The 2000-series' more modern control systems initially prevented them from being used in a train with other system types, until the delivery of the 2200-series and later cars in the High-Performance Family. These cars were the baselines of future CTA cars to come, equipped with a futuristic look and modern technology: they were also extremely reliable, averaging 50,000 miles a year on busy lines such as the Lake–Dan Ryan Line. The cars had a number of modern features for the time, including air conditioning, fluorescent lighting, large windows, and sculptured fiberglass front ends for the car bodies. The car bodies were mainly aluminum. The High-Performance Family of designs would last until 1994 when the 3200-series were built, however even 21st century CTA cars, such as the 5000-series cars, are close relatives of the High Performance Design cars with improvements for technological advances.

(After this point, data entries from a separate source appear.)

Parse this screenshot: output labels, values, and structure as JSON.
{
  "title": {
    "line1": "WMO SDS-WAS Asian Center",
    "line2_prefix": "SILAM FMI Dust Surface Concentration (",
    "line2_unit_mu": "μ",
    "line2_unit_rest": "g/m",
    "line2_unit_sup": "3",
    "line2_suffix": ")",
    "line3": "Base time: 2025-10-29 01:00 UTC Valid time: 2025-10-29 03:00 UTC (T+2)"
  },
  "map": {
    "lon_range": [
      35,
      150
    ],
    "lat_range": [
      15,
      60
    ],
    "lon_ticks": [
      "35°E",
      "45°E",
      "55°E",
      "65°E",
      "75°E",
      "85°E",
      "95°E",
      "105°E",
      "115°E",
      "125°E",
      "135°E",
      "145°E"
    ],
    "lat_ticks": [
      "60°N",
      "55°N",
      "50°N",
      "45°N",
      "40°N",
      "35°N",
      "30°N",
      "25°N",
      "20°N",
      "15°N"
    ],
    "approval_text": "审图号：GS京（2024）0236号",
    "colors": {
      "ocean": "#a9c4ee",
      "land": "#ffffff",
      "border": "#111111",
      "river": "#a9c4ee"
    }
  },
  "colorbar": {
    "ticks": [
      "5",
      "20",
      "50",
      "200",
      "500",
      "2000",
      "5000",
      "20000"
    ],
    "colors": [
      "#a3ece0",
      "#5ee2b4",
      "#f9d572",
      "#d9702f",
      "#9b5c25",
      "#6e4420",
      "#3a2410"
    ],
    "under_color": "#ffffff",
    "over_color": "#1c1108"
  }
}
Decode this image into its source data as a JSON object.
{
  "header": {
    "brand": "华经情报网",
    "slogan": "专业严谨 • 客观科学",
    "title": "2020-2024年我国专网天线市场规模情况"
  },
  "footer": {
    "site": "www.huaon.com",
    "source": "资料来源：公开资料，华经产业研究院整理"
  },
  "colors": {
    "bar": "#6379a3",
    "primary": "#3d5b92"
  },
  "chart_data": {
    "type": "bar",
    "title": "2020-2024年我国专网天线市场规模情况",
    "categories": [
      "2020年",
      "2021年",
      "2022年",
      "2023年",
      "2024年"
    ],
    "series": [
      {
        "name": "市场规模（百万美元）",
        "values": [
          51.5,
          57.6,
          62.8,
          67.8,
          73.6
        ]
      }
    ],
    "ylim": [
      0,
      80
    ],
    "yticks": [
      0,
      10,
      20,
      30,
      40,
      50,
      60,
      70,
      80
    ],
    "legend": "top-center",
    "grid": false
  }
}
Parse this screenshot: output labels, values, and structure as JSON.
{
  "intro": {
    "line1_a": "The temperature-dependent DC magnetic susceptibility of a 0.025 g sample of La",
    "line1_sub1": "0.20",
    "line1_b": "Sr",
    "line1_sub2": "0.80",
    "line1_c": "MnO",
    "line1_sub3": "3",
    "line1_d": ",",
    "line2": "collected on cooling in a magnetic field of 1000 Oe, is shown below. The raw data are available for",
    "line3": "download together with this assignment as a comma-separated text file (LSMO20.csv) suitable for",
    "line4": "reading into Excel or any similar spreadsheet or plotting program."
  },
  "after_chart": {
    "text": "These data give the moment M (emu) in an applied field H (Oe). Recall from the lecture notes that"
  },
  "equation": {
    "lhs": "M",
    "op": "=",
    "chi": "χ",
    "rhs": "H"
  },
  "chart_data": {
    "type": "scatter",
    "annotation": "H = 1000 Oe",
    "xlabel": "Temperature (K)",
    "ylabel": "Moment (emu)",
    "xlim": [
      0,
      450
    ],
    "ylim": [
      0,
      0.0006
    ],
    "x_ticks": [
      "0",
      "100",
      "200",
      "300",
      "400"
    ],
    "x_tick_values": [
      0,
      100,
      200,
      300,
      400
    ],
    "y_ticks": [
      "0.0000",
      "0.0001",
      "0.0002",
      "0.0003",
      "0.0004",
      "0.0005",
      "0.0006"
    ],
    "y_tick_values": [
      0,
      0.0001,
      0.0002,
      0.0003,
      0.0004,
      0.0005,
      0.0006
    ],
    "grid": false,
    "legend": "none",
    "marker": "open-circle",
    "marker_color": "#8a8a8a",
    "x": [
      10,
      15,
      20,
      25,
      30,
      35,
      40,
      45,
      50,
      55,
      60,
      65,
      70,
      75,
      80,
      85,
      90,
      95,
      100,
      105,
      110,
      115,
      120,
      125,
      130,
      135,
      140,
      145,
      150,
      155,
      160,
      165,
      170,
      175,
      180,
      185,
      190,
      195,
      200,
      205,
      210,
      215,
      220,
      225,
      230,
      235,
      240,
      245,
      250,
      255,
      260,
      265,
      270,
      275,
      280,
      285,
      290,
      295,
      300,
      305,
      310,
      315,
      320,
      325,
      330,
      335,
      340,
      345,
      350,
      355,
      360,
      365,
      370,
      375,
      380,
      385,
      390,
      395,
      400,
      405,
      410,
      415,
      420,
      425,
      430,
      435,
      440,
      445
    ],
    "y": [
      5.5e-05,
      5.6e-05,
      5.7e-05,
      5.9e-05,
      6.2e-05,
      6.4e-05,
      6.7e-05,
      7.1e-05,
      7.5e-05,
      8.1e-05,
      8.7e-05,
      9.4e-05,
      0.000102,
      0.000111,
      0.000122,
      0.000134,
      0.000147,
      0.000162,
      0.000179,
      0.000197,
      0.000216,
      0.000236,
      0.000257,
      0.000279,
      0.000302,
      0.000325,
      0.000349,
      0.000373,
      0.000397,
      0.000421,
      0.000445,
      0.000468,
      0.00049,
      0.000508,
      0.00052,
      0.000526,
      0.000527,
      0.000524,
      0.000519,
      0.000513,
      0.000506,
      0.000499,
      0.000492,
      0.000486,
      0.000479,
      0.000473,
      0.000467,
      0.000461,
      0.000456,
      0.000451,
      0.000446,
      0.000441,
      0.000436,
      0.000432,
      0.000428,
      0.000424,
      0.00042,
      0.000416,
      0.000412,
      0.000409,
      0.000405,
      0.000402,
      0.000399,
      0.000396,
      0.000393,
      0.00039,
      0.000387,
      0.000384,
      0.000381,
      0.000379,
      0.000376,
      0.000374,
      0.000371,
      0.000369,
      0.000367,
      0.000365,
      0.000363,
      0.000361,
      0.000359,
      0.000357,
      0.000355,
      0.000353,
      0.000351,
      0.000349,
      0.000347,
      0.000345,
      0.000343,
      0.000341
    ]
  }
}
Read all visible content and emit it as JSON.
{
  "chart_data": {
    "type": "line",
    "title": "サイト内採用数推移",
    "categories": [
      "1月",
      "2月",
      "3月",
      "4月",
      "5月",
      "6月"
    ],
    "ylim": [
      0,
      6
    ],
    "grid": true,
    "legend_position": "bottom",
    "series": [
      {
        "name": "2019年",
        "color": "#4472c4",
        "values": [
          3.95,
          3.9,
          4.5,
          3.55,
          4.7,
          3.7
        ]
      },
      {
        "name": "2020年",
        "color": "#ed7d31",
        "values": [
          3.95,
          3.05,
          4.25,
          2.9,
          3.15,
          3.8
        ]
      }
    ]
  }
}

However, the 2000-series cars would have the shortest service life of all the High-Performance Family cars. Over the decades, the completely new advances presented in the 2000-series cars for the time presented maintenance problems in the future; the aluminum bodies rusted quickly in the Chicago winters, while snow caused motors to short out and brakes to become non-functional (especially after the 1979 blizzard). The 2200-series cars, originally meant as complements to the 2000-series cars, were much more durable on the L's busier lines, while the 2000-series cars were moved to the lower traffic lines. The superior construction of the 2200-series, with a flat sided stainless steel body, under-car air conditioning units (as opposed to the 2000s interior units), and more capable Budd Pioneer motors all contributed to the much longer lifespan of the 2200-series over the 2000-series; the final blow came when the Green Line closed for renovation, as the 2000-series were not considered capable enough for Red or Blue Line service.

The last 2000-series cars were scrapped after their final service on the Green Line on December 17, 1993, ending with 29 years of service. The Illinois Railway Museum in Union, Illinois owns both pairs of surviving cars: one pair of cars, 2153-2154, is preserved and operational: pair 2007-2008, painted in South Side Elevated Colors, are used as parts cars and separated from one another, though sometimes displayed to the public.